The class plaintiffs presented expert  evidence, including Dr. Patrick Agostino, a Ph.D in geology. Dr. Agostino explained that leaked contamination is pulled downward by gravity and spreads out, thus shifting over time. According to his testimony, the contamination in West Alton spread both to the north and south of the leak site; it was then pulled downward until it reached the water table and contaminated the groundwater. Based on his analysis, Dr. Agostino concluded that the resulting plume of contamination could have been “considerably larger” in the past than currently, and that it would therefore have affected other properties outside the contamination site. Discovery also included sampling of the contamination site and nearby properties.

The district court certified the class seeking nuisance based damages and injunctive relief. In its certification order the court relied on evidence that contaminants had been shown in some monitoring wells, that the pollution was continually shifting, and that it could not “rule out the possibility that pockets of contamination exist.”

To show the Rule 23 requirement of commonality, the plaintiff must demonstrate that the class members have suffered the same injury. On appeal, Phillips argued that the lack of proof of contamination spread throughout the class land shows there is no class-wide injury. Absent the injury of actual contamination, it argued, plaintiffs could not meet the Rule 23 requirements of commonality or typicality. The key contaminant chemicals had not been shown to be on land owned by the class members.

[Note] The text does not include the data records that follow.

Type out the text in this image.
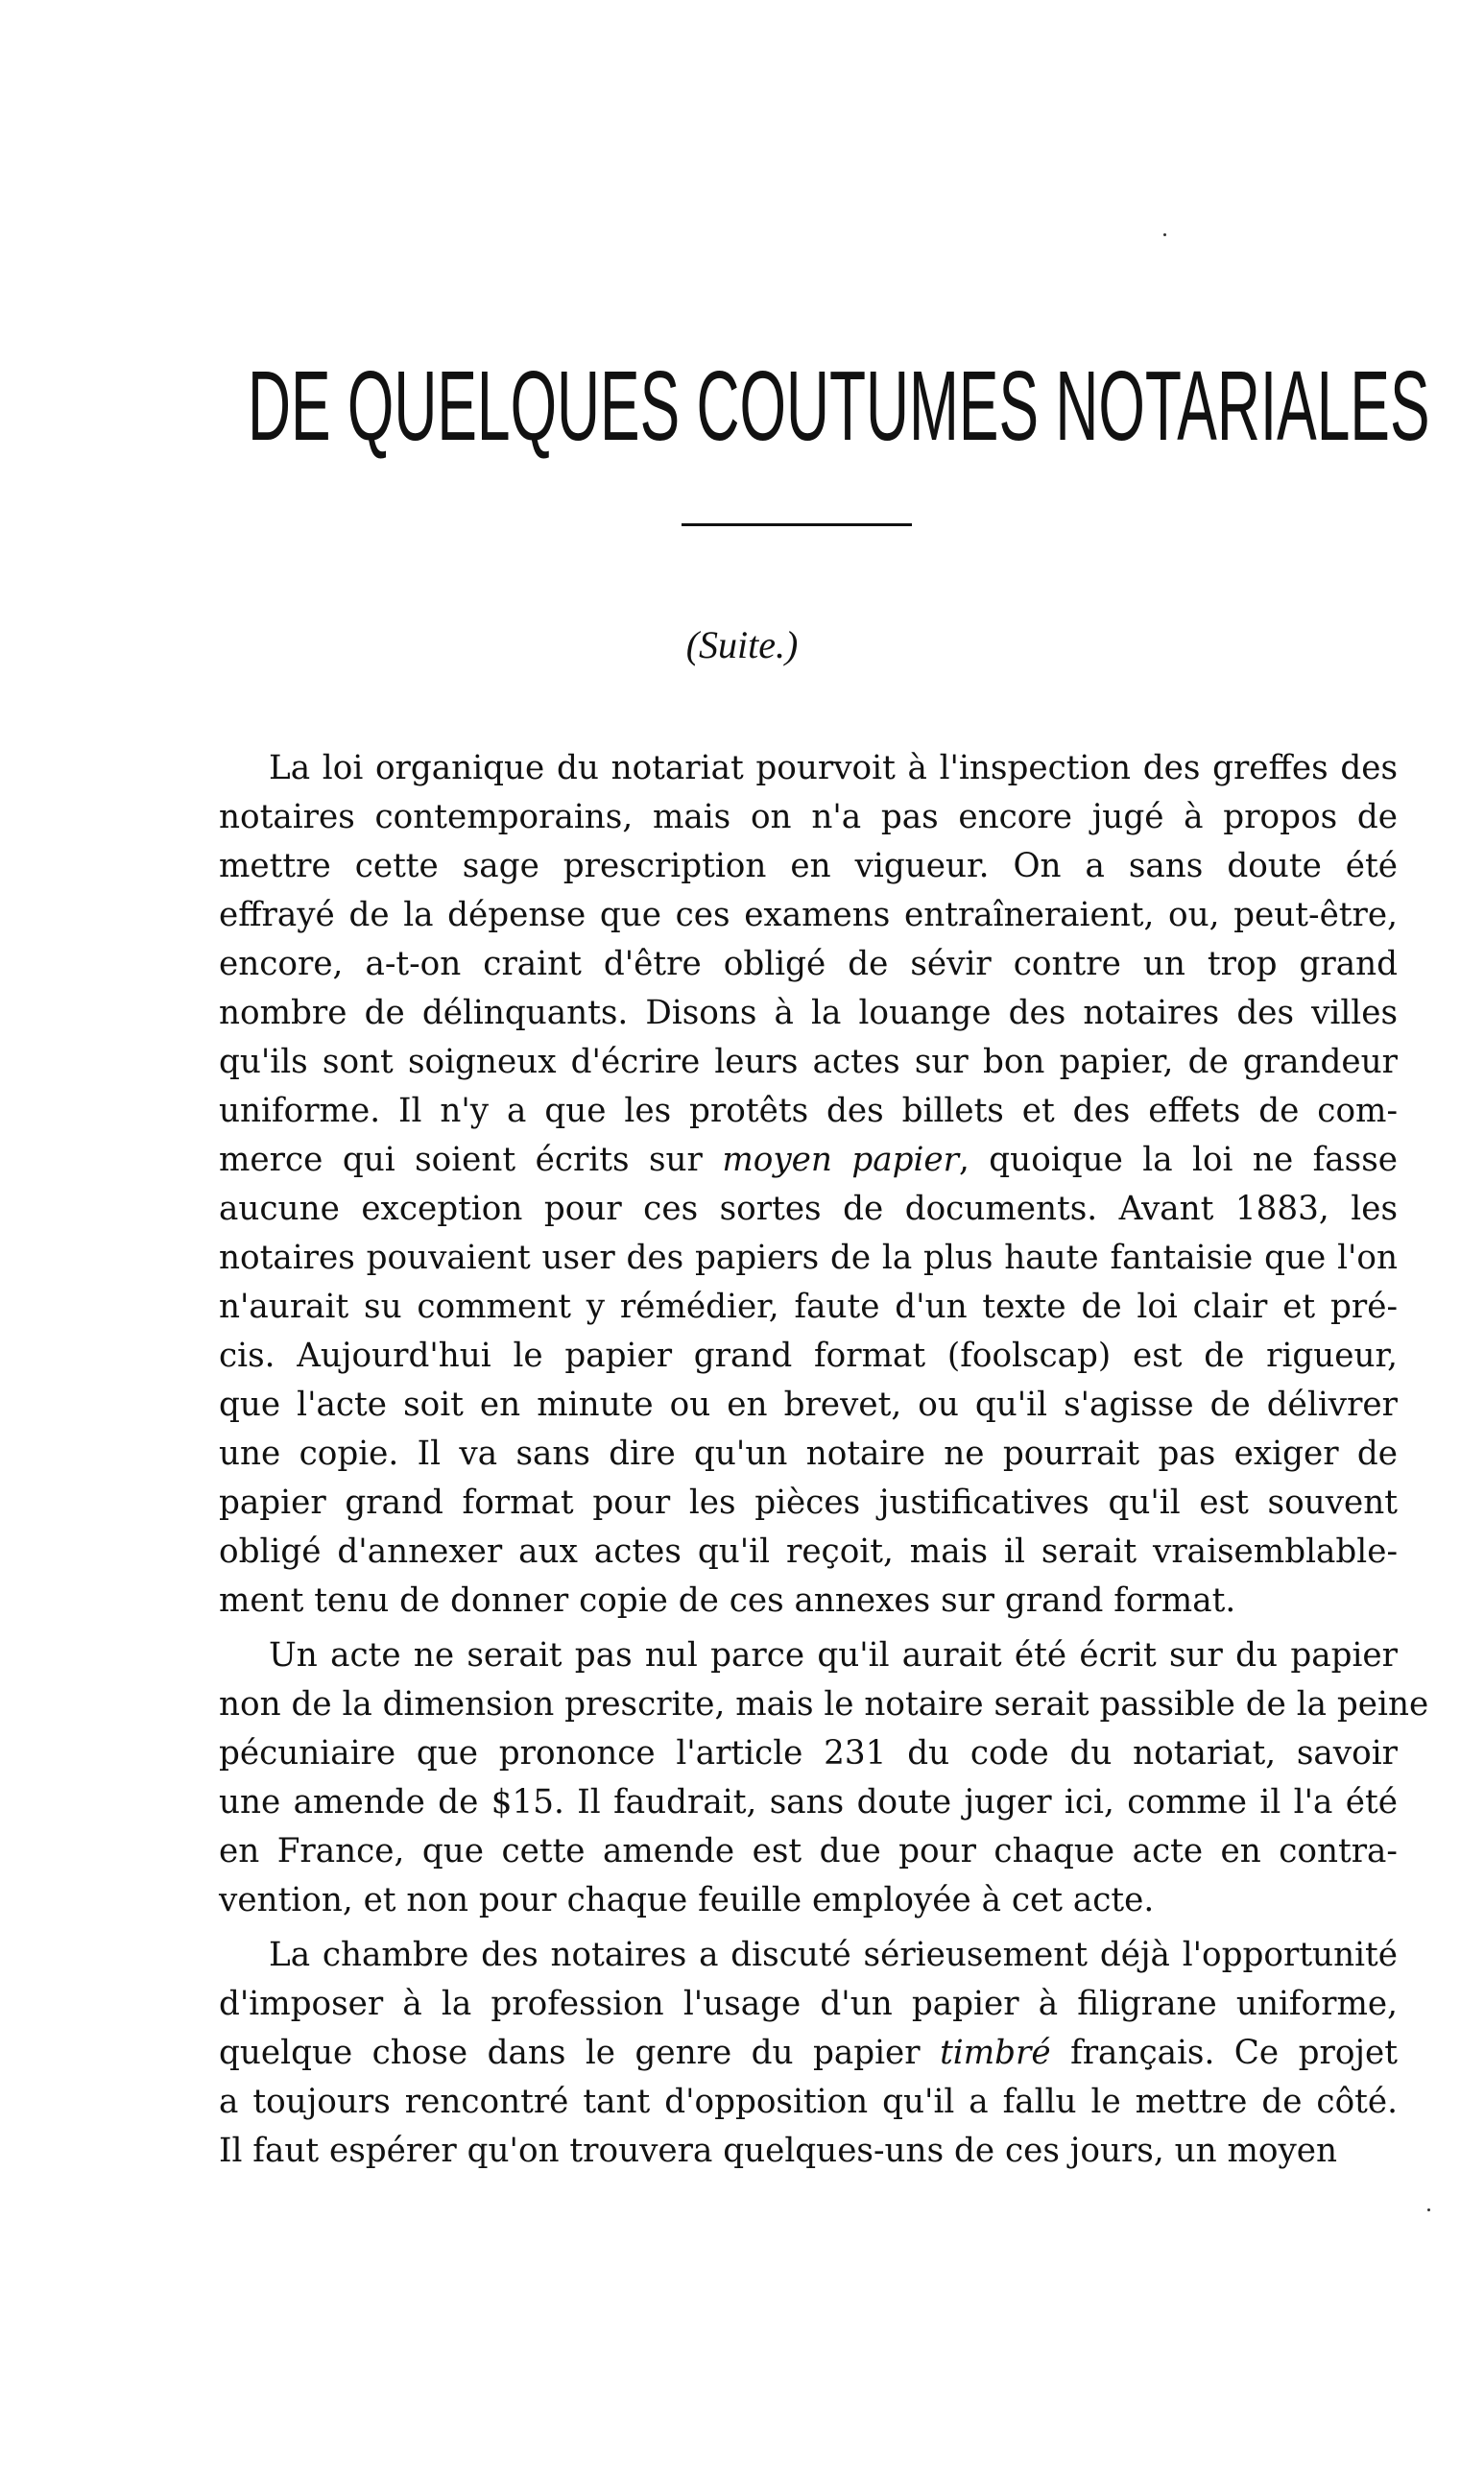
DE QUELQUES COUTUMES NOTARIALES

(Suite.)

La loi organique du notariat pourvoit à l'inspection des greffes des
notaires contemporains, mais on n'a pas encore jugé à propos de
mettre cette sage prescription en vigueur. On a sans doute été
effrayé de la dépense que ces examens entraîneraient, ou, peut-être,
encore, a-t-on craint d'être obligé de sévir contre un trop grand
nombre de délinquants. Disons à la louange des notaires des villes
qu'ils sont soigneux d'écrire leurs actes sur bon papier, de grandeur
uniforme. Il n'y a que les protêts des billets et des effets de com-
merce qui soient écrits sur moyen papier, quoique la loi ne fasse
aucune exception pour ces sortes de documents. Avant 1883, les
notaires pouvaient user des papiers de la plus haute fantaisie que l'on
n'aurait su comment y rémédier, faute d'un texte de loi clair et pré-
cis. Aujourd'hui le papier grand format (foolscap) est de rigueur,
que l'acte soit en minute ou en brevet, ou qu'il s'agisse de délivrer
une copie. Il va sans dire qu'un notaire ne pourrait pas exiger de
papier grand format pour les pièces justificatives qu'il est souvent
obligé d'annexer aux actes qu'il reçoit, mais il serait vraisemblable-
ment tenu de donner copie de ces annexes sur grand format.
Un acte ne serait pas nul parce qu'il aurait été écrit sur du papier
non de la dimension prescrite, mais le notaire serait passible de la peine
pécuniaire que prononce l'article 231 du code du notariat, savoir
une amende de $15. Il faudrait, sans doute juger ici, comme il l'a été
en France, que cette amende est due pour chaque acte en contra-
vention, et non pour chaque feuille employée à cet acte.
La chambre des notaires a discuté sérieusement déjà l'opportunité
d'imposer à la profession l'usage d'un papier à filigrane uniforme,
quelque chose dans le genre du papier timbré français. Ce projet
a toujours rencontré tant d'opposition qu'il a fallu le mettre de côté.
Il faut espérer qu'on trouvera quelques-uns de ces jours, un moyen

The court of appeals saw a contemporary consensus reached by persuasive authority on the meaning of common law nuisance in the context of environmental contamination, requiring physical contact or impact or invasion.  Thus, the panel concluded that the putative class fear of contamination spreading from the West Alton leak site to harm their property is not a sufficient injury to support a claim for common law nuisance in the absence of such proof. So there was a crucial lack of commonality defeating class certification.